One, The Third Eye, described this process of staring intently at a candle light as a prelude to Rampa, till i read that he was an American plumber pretending as a monk. Not knowing what to believe, i moved on to other idols.

During the period i practiced Rampa techniques, my housekeeper thought i was going crazy when he found me sitting in darkness staring into a candle light for hours on end.

Many call this and similar practices involving focusing the sense of sight, sound, taste, feel and smell on specific events as meditation, but technically these are not. In the Patanjali Ashtanga Yoga process, these are techniques to focus the mind through the senses, by focusing on the inner energy. These techniques center the mind by grounding the senses and focus the thought process on singular objects or events, by excluding all else.

These techniques are dharana, the sixth limb of Patanjali Ashtanga Yoga.

These dharana techniques, including watching the breath as in Vipassana, focusing on sounds such as OM, repeating mantras as in japa, or even indulging in sex disengaging from emotions, lead the mind to the next stage in Yoga. The next and seventh limb of Ashtanga Yoga is meditation, and it is dhyana.

Meditation does not involve any doing as i explained earlier. It is just being. It is a total disengagement from all sensory perceptions. It is the state of witnessing, and being aware of one’s inner energy, where there are no modifications of the mind. It is a state of stillness. It’s a state of active awareness in passive stillness.

This is the state that Krishna talks about in Bhagavad Gita, when he advises Arjuna to do what he needs to do without thinking about the results.

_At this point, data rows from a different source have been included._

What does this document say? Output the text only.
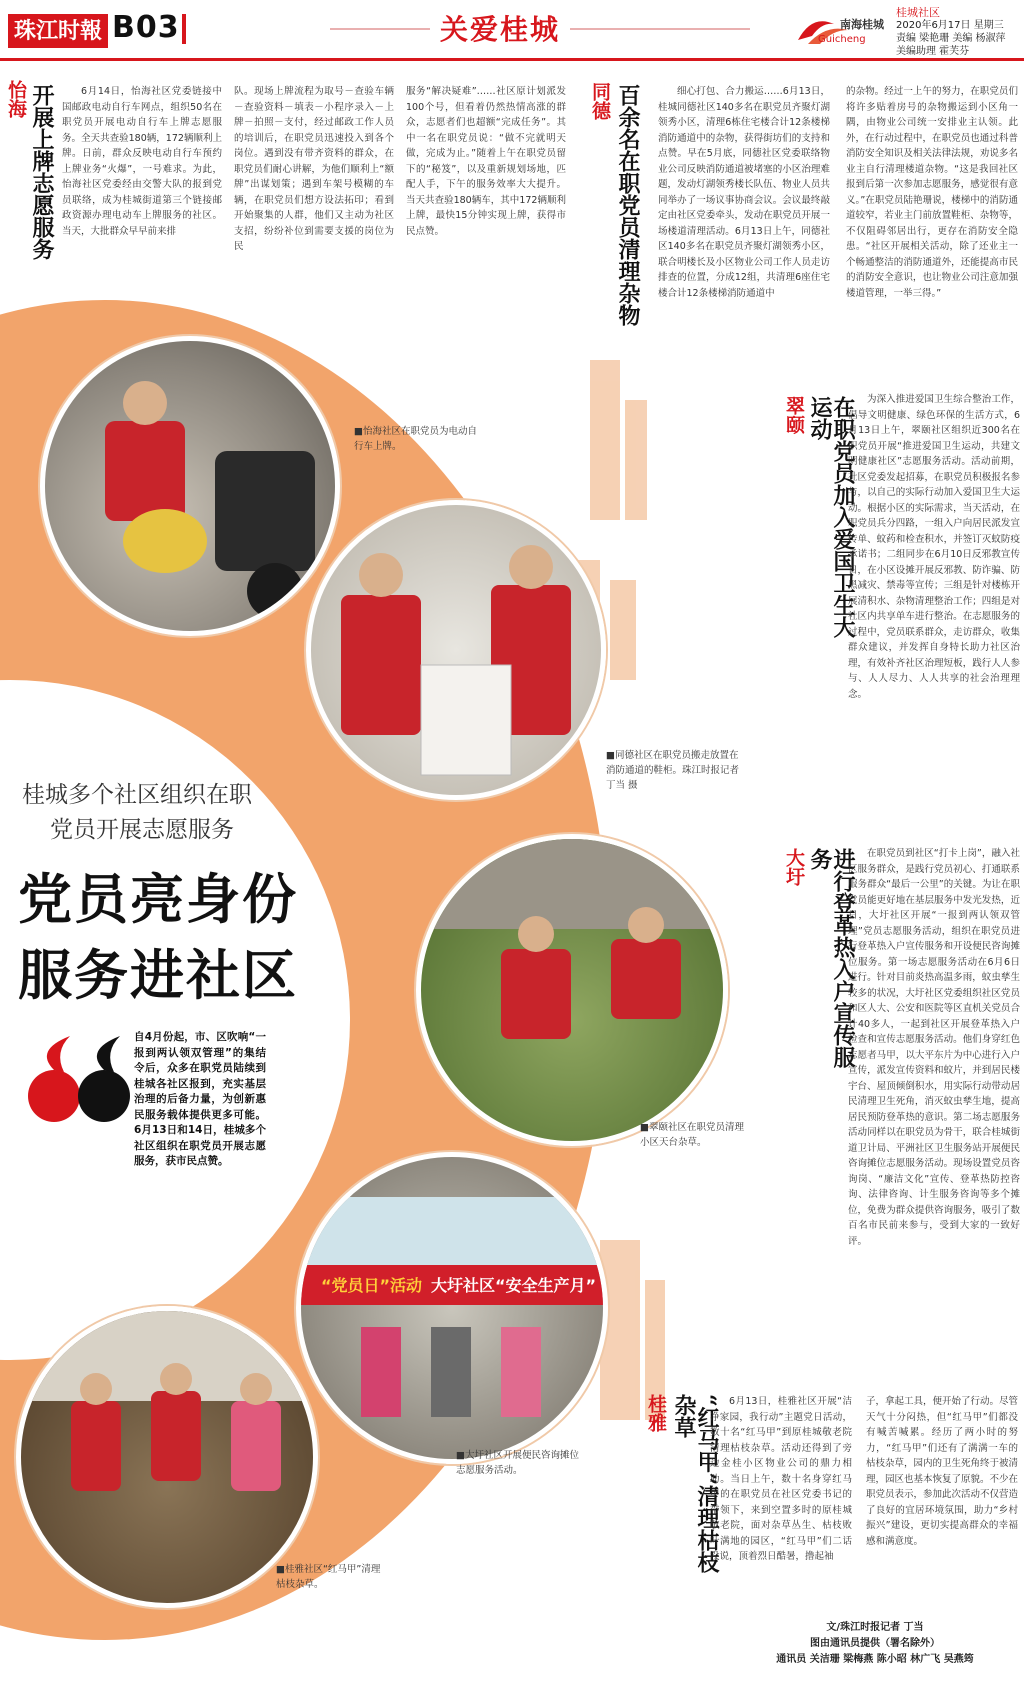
珠江时報 B03	关爱桂城	南海桂城
Guicheng
桂城社区
2020年6月17日 星期三
责编 梁艳珊 美编 杨淑萍
美编助理 霍芙芬
怡海 开展上牌志愿服务	6月14日，怡海社区党委链接中国邮政电动自行车网点，组织50名在职党员开展电动自行车上牌志愿服务。全天共查验180辆，172辆顺利上牌。日前，群众反映电动自行车预约上牌业务“火爆”，一号难求。为此，怡海社区党委经由交警大队的报到党员联络，成为桂城街道第三个链接邮政资源办理电动车上牌服务的社区。当天，大批群众早早前来排

队。现场上牌流程为取号－查验车辆－查验资料－填表－小程序录入－上牌－拍照－支付，经过邮政工作人员的培训后，在职党员迅速投入到各个岗位。遇到没有带齐资料的群众，在职党员们耐心讲解，为他们顺利上“额牌”出谋划策；遇到车架号模糊的车辆，在职党员们想方设法拓印；看到开始聚集的人群，他们又主动为社区支招，纷纷补位到需要支援的岗位为民

服务“解决疑难”……社区原计划派发100个号，但看着仍然热情高涨的群众，志愿者们也超额“完成任务”。其中一名在职党员说：“做不完就明天做，完成为止。”随着上午在职党员留下的“秘笈”，以及重新规划场地，匹配人手，下午的服务效率大大提升。当天共查验180辆车，其中172辆顺利上牌，最快15分钟实现上牌，获得市民点赞。

同德 百余名在职党员清理杂物	细心打包、合力搬运……6月13日，桂城同德社区140多名在职党员齐聚灯湖领秀小区，清理6栋住宅楼合计12条楼梯消防通道中的杂物，获得街坊们的支持和点赞。早在5月底，同德社区党委联络物业公司反映消防通道被堵塞的小区治理难题，发动灯湖领秀楼长队伍、物业人员共同举办了一场议事协商会议。会议最终敲定由社区党委牵头，发动在职党员开展一场楼道清理活动。6月13日上午，同德社区140多名在职党员齐聚灯湖领秀小区，联合明楼长及小区物业公司工作人员走访排查的位置，分成12组，共清理6座住宅楼合计12条楼梯消防通道中

的杂物。经过一上午的努力，在职党员们将许多贴着房号的杂物搬运到小区角一隅，由物业公司统一安排业主认领。此外，在行动过程中，在职党员也通过科普消防安全知识及相关法律法规，劝说多名业主自行清理楼道杂物。“这是我回社区报到后第一次参加志愿服务，感觉很有意义。”在职党员陆艳珊说，楼梯中的消防通道较窄，若业主门前放置鞋柜、杂物等，不仅阻碍邻居出行，更存在消防安全隐患。“社区开展相关活动，除了还业主一个畅通整洁的消防通道外，还能提高市民的消防安全意识，也让物业公司注意加强楼道管理，一举三得。”

翠颐	在职党员加入爱国卫生大运动	为深入推进爱国卫生综合整治工作，倡导文明健康、绿色环保的生活方式，6月13日上午，翠颐社区组织近300名在职党员开展“推进爱国卫生运动，共建文明健康社区”志愿服务活动。活动前期，社区党委发起招募，在职党员积极报名参与，以自己的实际行动加入爱国卫生大运动。根据小区的实际需求，当天活动，在职党员兵分四路，一组入户向居民派发宣传单、蚊药和检查积水，并签订灭蚊防疫承诺书；二组同步在6月10日反邪教宣传日，在小区设摊开展反邪教、防诈骗、防黑减灾、禁毒等宣传；三组是针对楼栋开展清积水、杂物清理整治工作；四组是对社区内共享单车进行整治。在志愿服务的过程中，党员联系群众，走访群众，收集群众建议，并发挥自身特长助力社区治理，有效补齐社区治理短板，践行人人参与、人人尽力、人人共享的社会治理理念。

大圩	进行登革热入户宣传服务	在职党员到社区“打卡上岗”，融入社区服务群众，是践行党员初心、打通联系服务群众“最后一公里”的关键。为让在职党员能更好地在基层服务中发光发热，近日，大圩社区开展“一报到两认领双管理”党员志愿服务活动，组织在职党员进行登革热入户宣传服务和开设便民咨询摊位服务。第一场志愿服务活动在6月6日进行。针对目前炎热高温多雨，蚊虫孳生较多的状况，大圩社区党委组织社区党员和区人大、公安和医院等区直机关党员合计40多人，一起到社区开展登革热入户检查和宣传志愿服务活动。他们身穿红色志愿者马甲，以大平东片为中心进行入户宣传，派发宣传资料和蚊片，并到居民楼宇台、屋顶倾倒积水，用实际行动带动居民清理卫生死角，消灭蚊虫孳生地，提高居民预防登革热的意识。第二场志愿服务活动同样以在职党员为骨干，联合桂城街道卫计局、平洲社区卫生服务站开展便民咨询摊位志愿服务活动。现场设置党员咨询岗、“廉洁文化”宣传、登革热防控咨询、法律咨询、计生服务咨询等多个摊位，免费为群众提供咨询服务，吸引了数百名市民前来参与，受到大家的一致好评。

桂雅	“红马甲”清理枯枝杂草	6月13日，桂雅社区开展“洁净家园，我行动”主题党日活动，数十名“红马甲”到原桂城敬老院清理枯枝杂草。活动还得到了旁边金桂小区物业公司的鼎力相助。当日上午，数十名身穿红马甲的在职党员在社区党委书记的带领下，来到空置多时的原桂城敬老院，面对杂草丛生、枯枝败叶满地的园区，“红马甲”们二话没说，顶着烈日酷暑，撸起袖

子，拿起工具，便开始了行动。尽管天气十分闷热，但“红马甲”们都没有喊苦喊累。经历了两小时的努力，“红马甲”们还有了满满一车的枯枝杂草，园内的卫生死角终于被清理，园区也基本恢复了原貌。不少在职党员表示，参加此次活动不仅营造了良好的宜居环境氛围，助力“乡村振兴”建设，更切实提高群众的幸福感和满意度。

■怡海社区在职党员为电动自行车上牌。
■同德社区在职党员搬走放置在消防通道的鞋柜。珠江时报记者 丁当 摄
■翠颐社区在职党员清理小区天台杂草。
“党员日”活动 大圩社区“安全生产月”
■大圩社区开展便民咨询摊位志愿服务活动。
■桂雅社区“红马甲”清理枯枝杂草。
桂城多个社区组织在职
党员开展志愿服务
党员亮身份
服务进社区
自4月份起，市、区吹响“一报到两认领双管理”的集结令后，众多在职党员陆续到桂城各社区报到，充实基层治理的后备力量，为创新惠民服务载体提供更多可能。6月13日和14日，桂城多个社区组织在职党员开展志愿服务，获市民点赞。
文/珠江时报记者 丁当
图由通讯员提供（署名除外）
通讯员 关洁珊 梁梅燕 陈小昭 林广飞 吴燕筠
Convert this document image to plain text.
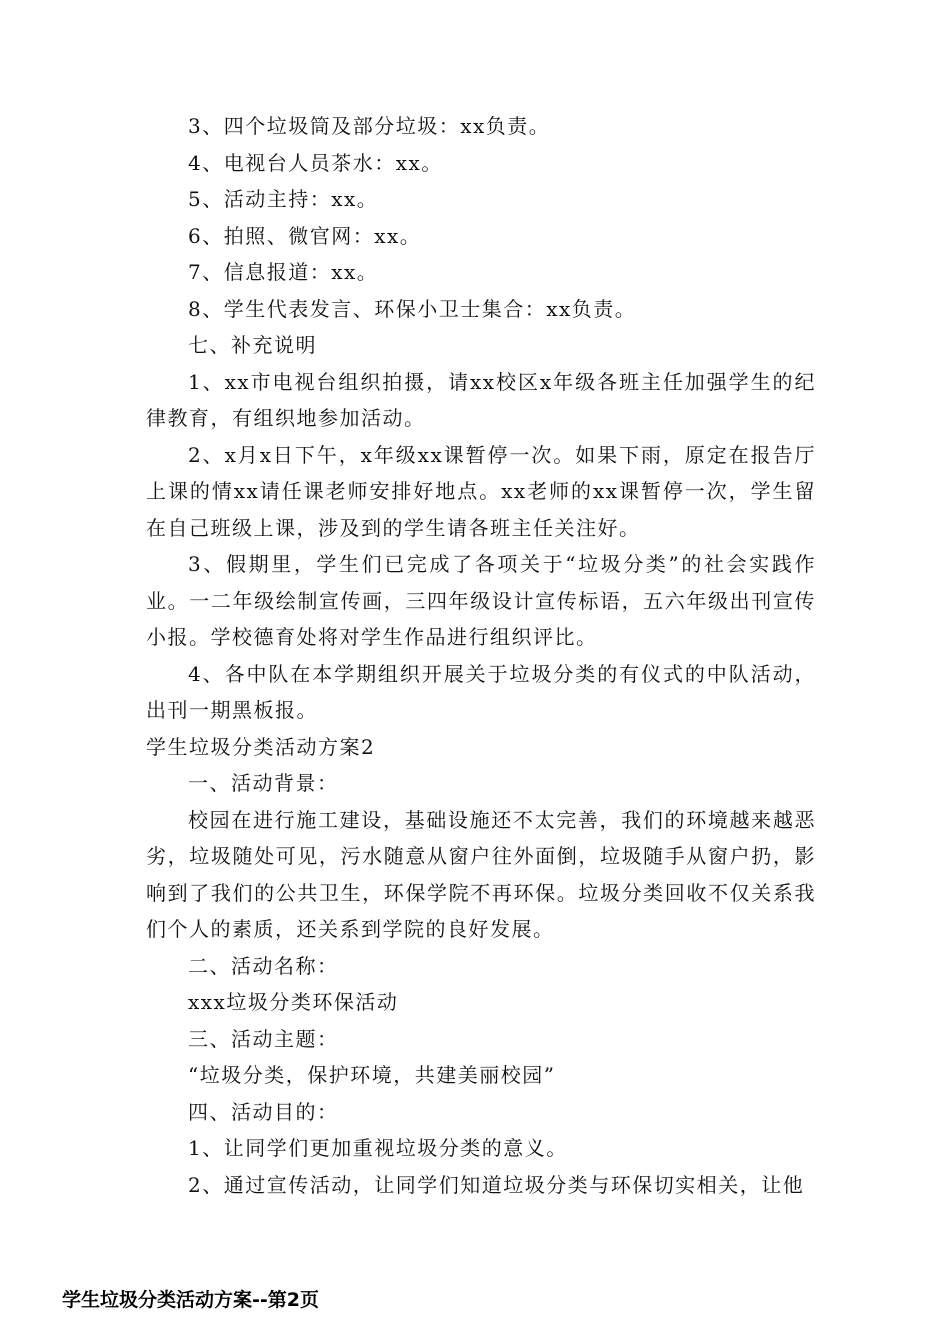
3、四个垃圾筒及部分垃圾：xx负责。
4、电视台人员茶水：xx。
5、活动主持：xx。
6、拍照、微官网：xx。
7、信息报道：xx。
8、学生代表发言、环保小卫士集合：xx负责。
七、补充说明

1、xx市电视台组织拍摄，请xx校区x年级各班主任加强学生的纪律教育，有组织地参加活动。

2、x月x日下午，x年级xx课暂停一次。如果下雨，原定在报告厅上课的情xx请任课老师安排好地点。xx老师的xx课暂停一次，学生留在自己班级上课，涉及到的学生请各班主任关注好。

3、假期里，学生们已完成了各项关于“垃圾分类”的社会实践作业。一二年级绘制宣传画，三四年级设计宣传标语，五六年级出刊宣传小报。学校德育处将对学生作品进行组织评比。

4、各中队在本学期组织开展关于垃圾分类的有仪式的中队活动，出刊一期黑板报。

学生垃圾分类活动方案2
一、活动背景：

校园在进行施工建设，基础设施还不太完善，我们的环境越来越恶劣，垃圾随处可见，污水随意从窗户往外面倒，垃圾随手从窗户扔，影响到了我们的公共卫生，环保学院不再环保。垃圾分类回收不仅关系我们个人的素质，还关系到学院的良好发展。

二、活动名称：
xxx垃圾分类环保活动
三、活动主题：
“垃圾分类，保护环境，共建美丽校园”
四、活动目的：
1、让同学们更加重视垃圾分类的意义。
2、通过宣传活动，让同学们知道垃圾分类与环保切实相关，让他
学生垃圾分类活动方案--第2页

Meditation is any daily job. It is walking. It is cooking. It is washing clothes or floors. It is your daily work. All these   are meditation, if you do them to the best of your ability without worrying about how the work will translate into result. Don’t worry about success or failure.

If you pay attention to the work process, you will enjoy what you are doing. The result will also be positive. When you enjoy the journey, whatever destination you reach will be the right one for you.

This is why meditation is always right for everyone.